Выбрать главу

Все это Арон выговаривал с усилием, — как человек, смущенный необходимостью говорить о своей постыдной слабости, о неприятной болезни или о тайном проступке.

— Арон, если ты позволяешь… Ну и спасибо. Это, я вижу, начало, — давай мне всю пачку, я разберусь, разберусь, не беспокойся!

С явным облегчением освободился Финкельмайер от бумаг и, успокоенный, вскоре заснул. А Никольский медленно переворачивал страницу за страницей, читал, складывал их, поправлял аккуратные стопки и снова углублялся в чтение, и среди шума моторов то и дело чудилось ему, что звучит рядом голос Финкельмайера. Тогда Никольский вскидывал голову и взглядывал на соседа. Тот спал с завидной безмятежностью…

XII

В армии (продолжение).

Редакция нашей армейской газеты помещалась в том же корпусе, где и клуб. Там же была и библиотека. Ведала ею Ольга Андреевна — так, по имени-отчеству, библиотекаршу звали все, несмотря на то, что была она совсем молоденькой девушкой. Она держалась совершенно замкнуто, редко позволяла себе проронить какие-то слова, кроме необходимых при работе на абонементе. Она и жила не просто одиноко, а изолированно от окружающих: заперев библиотеку, Ольга Андреевна отправлялась домой, и никогда не случалось, чтобы кто-то увидел ее на киносеансе или хотя бы в продуктовом магазине. О том, почему она добровольно избрала себе отшельническую жизнь, гадать не приходилось: библиотекарша была кривобока, фигура ее выглядела перекрученной так, словно чьи-то гигантские чугунные пальцы схватили с жуткой силой, сжали девушку в кулаке, а потом отпустили ее…

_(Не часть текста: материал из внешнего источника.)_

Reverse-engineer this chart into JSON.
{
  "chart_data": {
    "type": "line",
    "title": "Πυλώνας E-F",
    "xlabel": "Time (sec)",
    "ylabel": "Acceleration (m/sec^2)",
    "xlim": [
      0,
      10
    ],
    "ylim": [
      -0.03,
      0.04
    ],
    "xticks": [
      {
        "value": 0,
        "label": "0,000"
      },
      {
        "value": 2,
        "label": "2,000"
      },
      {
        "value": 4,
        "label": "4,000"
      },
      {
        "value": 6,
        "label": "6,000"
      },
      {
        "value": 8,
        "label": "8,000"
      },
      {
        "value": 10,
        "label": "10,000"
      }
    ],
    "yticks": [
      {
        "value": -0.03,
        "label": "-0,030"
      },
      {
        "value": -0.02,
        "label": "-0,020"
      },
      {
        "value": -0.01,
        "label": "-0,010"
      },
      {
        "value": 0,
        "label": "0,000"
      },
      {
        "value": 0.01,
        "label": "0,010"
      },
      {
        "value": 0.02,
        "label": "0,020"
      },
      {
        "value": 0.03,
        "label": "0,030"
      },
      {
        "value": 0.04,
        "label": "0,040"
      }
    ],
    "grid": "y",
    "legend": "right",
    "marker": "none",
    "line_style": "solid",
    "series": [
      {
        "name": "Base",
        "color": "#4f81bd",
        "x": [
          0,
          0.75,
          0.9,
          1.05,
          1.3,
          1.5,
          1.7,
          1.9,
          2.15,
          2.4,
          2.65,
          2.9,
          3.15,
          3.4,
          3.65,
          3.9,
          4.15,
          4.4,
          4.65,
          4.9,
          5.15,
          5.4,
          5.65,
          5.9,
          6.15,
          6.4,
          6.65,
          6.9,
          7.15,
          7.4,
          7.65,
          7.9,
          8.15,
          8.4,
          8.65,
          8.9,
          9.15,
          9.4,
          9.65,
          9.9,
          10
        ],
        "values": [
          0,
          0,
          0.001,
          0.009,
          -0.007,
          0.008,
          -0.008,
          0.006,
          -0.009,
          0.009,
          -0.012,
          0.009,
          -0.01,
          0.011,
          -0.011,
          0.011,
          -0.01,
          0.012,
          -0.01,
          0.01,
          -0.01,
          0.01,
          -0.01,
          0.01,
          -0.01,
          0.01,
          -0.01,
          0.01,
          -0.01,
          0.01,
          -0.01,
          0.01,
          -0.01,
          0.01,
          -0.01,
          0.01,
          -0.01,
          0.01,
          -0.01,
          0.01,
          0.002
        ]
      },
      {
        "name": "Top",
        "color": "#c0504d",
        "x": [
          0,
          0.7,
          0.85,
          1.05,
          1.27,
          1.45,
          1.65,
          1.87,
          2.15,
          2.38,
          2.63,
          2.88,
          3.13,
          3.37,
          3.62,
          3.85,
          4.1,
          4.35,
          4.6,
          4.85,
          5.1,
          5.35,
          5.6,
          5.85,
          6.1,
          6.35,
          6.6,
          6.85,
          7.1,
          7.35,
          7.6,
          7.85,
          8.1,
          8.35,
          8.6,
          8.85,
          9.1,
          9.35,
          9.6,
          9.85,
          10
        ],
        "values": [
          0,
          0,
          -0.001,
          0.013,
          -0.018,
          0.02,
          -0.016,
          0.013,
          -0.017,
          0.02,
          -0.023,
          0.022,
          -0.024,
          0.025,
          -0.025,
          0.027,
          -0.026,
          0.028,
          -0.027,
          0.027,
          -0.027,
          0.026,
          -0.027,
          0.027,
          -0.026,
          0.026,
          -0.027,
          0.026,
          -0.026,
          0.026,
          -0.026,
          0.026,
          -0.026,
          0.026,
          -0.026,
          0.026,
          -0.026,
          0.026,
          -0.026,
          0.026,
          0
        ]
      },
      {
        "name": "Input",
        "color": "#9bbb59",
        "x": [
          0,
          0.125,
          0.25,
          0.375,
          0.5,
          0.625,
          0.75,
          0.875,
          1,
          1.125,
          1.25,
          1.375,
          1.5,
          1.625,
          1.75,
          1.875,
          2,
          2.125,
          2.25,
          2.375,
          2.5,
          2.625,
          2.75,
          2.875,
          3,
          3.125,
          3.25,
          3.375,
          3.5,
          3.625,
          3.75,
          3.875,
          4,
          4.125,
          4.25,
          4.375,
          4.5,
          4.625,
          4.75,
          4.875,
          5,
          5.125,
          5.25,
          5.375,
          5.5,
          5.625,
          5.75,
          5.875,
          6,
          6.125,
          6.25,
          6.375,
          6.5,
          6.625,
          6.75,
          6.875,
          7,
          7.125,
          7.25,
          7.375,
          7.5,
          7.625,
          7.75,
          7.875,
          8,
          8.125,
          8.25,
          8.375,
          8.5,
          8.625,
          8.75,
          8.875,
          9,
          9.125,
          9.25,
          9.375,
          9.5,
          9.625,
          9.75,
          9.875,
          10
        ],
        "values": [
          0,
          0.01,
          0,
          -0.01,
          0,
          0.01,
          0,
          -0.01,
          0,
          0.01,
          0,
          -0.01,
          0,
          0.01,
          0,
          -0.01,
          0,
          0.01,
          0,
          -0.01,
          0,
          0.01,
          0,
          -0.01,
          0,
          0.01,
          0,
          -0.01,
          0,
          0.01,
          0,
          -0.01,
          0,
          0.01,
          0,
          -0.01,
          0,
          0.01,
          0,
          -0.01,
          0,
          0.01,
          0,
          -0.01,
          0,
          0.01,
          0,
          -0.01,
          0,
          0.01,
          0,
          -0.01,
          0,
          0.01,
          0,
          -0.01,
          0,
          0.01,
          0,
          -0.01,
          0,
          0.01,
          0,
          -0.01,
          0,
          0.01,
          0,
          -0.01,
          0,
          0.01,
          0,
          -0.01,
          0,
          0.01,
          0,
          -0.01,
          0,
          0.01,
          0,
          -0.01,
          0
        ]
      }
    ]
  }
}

Летом, поверх свободного платья или рабочего халатика, а зимой даже и поверх шубы она носила длинную, с бахромой до самой земли, старомодную шаль — укрывала от людских глаз свое уродство. Ходила она, резко заваливаясь при каждом шаге назад и в сторону, и всегда казалось, что она вот-вот упадет. А лицо у нее, даже погасшее, с привычным, нарочитым бе различием на нем было хорошим, правильным, и его холодное выражение даже привлекало — как привлекает высеченное из камня лицо какой-нибудь египетской царицы. Но эта привлекательность вместо естественного интереса к молодой девушке рождала лишь жалость — еще большую, чем если бы лицо Ольги Андреевны было безобразно, или если бы она казалась глупенькой. Однако она обладала умом настолько трезвым, а чувством настолько острым, что даже не подымая глаз знала, что именно так — с жалостью и тоскливым страданием — смотрят на нее мужчины — приходившие в ее библиотеку военные.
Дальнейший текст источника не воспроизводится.